Относительно других искусств встречаем известие о трудах ветерана русских живописцев Ивана Вишнякова, хотя и не можем обозначить в точности эти труды. В 1752 году Вишняков по представлению канцелярии от строений, и за добропорядочное порученных ему дел исправление, и за излишне понесенные его пред прочими мастерами труды, и за долговременную, с 721 года, службу произведен в надворные советники с жалованьем по 700 рублей. Архитекторами в Петербурге видим братьев Тразиных, в Москве – Евлашева и князя Дмитрия Ухтомского, в Киеве – Мичурина. В 1752 году кн. Ухтомский представил Сенату, что определено к нему для обучения архитектуры цывилис учеников число довольное, только подлежащих для совершенства к их обучению казенных архитектурных книг не имеется, в чем состоит крайняя нужда, а именно: Витрувия – «О рассуждении ординов с фигурами», Серлия – «О препорции ординов», Палладия – «О рассуждении ординов», Бароция на русском языке в пол-листа шесть книг, Полусдекера, Девильера – «О рассуждении ординов и о укреплении фундаментов», Поции – «О прошпективе». Штормова – «Лексикон науки архитектурной», садовых с фигурами две книги, книга древних греческих статуй, машинных и механических, на русском языке. По запросу Сената Академия наук показала, что из вышеобъявленных книг в продаже находятся только Полусдекера ценою три тома 16 рублей 50 копеек да «Механика» на русском языке – 20 копеек. Сенат приказал: которые есть – купить, а остальные, когда при Академии или у вольных в продаже будут, купить и отдать Ухтомскому.

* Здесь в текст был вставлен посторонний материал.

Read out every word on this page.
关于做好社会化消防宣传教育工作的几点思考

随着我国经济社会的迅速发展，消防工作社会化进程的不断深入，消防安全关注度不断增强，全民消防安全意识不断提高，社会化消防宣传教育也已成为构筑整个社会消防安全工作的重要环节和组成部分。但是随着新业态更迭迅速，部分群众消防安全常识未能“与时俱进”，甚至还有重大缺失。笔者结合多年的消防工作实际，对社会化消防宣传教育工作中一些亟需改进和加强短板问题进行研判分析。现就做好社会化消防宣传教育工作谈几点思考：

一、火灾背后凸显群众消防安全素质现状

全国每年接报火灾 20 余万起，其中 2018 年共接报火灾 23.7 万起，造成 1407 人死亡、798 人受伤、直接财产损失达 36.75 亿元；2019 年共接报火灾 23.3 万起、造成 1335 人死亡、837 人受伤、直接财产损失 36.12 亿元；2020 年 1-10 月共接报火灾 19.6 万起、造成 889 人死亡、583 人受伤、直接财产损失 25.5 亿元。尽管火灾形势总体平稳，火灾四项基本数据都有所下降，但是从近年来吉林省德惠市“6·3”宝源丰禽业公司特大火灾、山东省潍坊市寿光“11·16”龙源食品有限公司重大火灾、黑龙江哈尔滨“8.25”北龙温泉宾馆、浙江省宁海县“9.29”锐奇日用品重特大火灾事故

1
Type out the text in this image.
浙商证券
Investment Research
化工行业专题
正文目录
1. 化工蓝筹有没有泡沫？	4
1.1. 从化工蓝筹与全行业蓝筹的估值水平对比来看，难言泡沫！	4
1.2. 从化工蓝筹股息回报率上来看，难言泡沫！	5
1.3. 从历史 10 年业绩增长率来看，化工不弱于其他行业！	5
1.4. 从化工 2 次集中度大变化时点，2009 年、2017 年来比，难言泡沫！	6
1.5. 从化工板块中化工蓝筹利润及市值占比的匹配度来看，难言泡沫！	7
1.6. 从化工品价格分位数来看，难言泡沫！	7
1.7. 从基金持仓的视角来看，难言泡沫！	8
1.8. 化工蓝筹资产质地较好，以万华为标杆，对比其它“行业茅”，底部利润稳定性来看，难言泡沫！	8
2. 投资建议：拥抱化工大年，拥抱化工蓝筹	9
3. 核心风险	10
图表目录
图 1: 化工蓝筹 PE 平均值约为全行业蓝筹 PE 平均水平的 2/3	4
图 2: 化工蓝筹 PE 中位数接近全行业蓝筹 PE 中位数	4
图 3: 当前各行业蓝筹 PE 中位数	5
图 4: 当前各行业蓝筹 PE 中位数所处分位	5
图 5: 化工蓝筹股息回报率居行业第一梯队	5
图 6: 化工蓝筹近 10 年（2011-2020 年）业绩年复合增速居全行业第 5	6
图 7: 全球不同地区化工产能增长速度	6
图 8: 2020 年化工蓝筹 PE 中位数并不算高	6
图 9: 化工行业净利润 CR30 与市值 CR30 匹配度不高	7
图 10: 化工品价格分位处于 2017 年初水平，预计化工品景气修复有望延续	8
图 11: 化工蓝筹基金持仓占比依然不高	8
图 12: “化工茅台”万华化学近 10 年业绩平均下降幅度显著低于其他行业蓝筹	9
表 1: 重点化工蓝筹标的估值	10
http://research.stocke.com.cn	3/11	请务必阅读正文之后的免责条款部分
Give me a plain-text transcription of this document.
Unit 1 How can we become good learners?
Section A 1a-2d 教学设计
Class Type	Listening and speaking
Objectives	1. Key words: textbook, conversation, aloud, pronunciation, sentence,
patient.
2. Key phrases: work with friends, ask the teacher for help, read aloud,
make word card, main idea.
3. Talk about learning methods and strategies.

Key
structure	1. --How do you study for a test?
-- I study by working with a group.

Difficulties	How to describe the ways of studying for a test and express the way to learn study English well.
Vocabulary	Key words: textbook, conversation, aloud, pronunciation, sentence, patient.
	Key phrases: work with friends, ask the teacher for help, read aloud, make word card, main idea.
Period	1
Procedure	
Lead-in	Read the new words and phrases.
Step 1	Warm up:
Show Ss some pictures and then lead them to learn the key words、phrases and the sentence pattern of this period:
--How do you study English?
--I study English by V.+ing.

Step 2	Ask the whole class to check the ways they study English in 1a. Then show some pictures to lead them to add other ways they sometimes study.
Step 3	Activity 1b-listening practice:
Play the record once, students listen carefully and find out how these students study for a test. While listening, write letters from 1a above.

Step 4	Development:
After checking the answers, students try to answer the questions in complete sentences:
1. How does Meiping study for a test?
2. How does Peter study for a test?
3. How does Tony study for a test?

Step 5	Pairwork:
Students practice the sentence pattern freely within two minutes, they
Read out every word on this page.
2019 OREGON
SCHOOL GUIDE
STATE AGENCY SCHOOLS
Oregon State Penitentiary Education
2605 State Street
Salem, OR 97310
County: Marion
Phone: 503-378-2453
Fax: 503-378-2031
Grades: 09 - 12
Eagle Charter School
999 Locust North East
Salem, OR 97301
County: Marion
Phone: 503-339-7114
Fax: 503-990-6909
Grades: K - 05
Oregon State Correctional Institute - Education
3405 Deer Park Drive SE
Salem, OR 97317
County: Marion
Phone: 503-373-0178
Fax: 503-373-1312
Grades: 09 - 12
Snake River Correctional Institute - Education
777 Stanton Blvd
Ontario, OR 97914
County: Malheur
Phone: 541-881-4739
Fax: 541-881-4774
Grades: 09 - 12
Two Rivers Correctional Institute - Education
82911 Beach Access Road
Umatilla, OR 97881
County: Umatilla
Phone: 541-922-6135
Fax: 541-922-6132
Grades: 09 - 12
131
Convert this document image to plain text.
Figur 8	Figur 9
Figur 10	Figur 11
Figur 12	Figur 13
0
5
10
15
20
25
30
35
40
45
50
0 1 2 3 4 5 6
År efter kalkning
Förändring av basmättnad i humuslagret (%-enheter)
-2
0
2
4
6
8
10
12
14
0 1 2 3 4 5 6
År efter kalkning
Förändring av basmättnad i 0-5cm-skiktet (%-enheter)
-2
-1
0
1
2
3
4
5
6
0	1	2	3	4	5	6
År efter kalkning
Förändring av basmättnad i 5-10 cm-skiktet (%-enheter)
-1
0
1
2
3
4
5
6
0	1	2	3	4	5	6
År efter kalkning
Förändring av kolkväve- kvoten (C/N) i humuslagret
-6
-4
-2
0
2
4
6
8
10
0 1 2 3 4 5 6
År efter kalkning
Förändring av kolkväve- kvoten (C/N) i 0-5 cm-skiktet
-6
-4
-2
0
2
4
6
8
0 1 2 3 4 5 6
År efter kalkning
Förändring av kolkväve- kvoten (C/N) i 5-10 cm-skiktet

Сохраним память о простом русском человеке, который в описываемое время изобрел «самобеглую коляску». То был крестьянин подгородной Иранской слободы Леонтий Шамшуренков; коляска двигалась под закрытием с помощью двух человек и стоила 90 рублей; мастеру выдано было за нее из казны 50 рублей награждения. Потом Шамшуренков объявил Сенату, что сделал он коляску, а теперь может сделать сани, которые будут ездить зимою без лошадей; может сделать также часы, которые будут ходить у коляски на задней оси и будут показывать на кругу стрелою до 1000 верст, на всякой версте будет бить колокольчик, и прежнюю коляску может сделать уборнее и на ходу будет скорее. Сенат велел спросить, сколько все это будет стоить. Последствия неизвестны.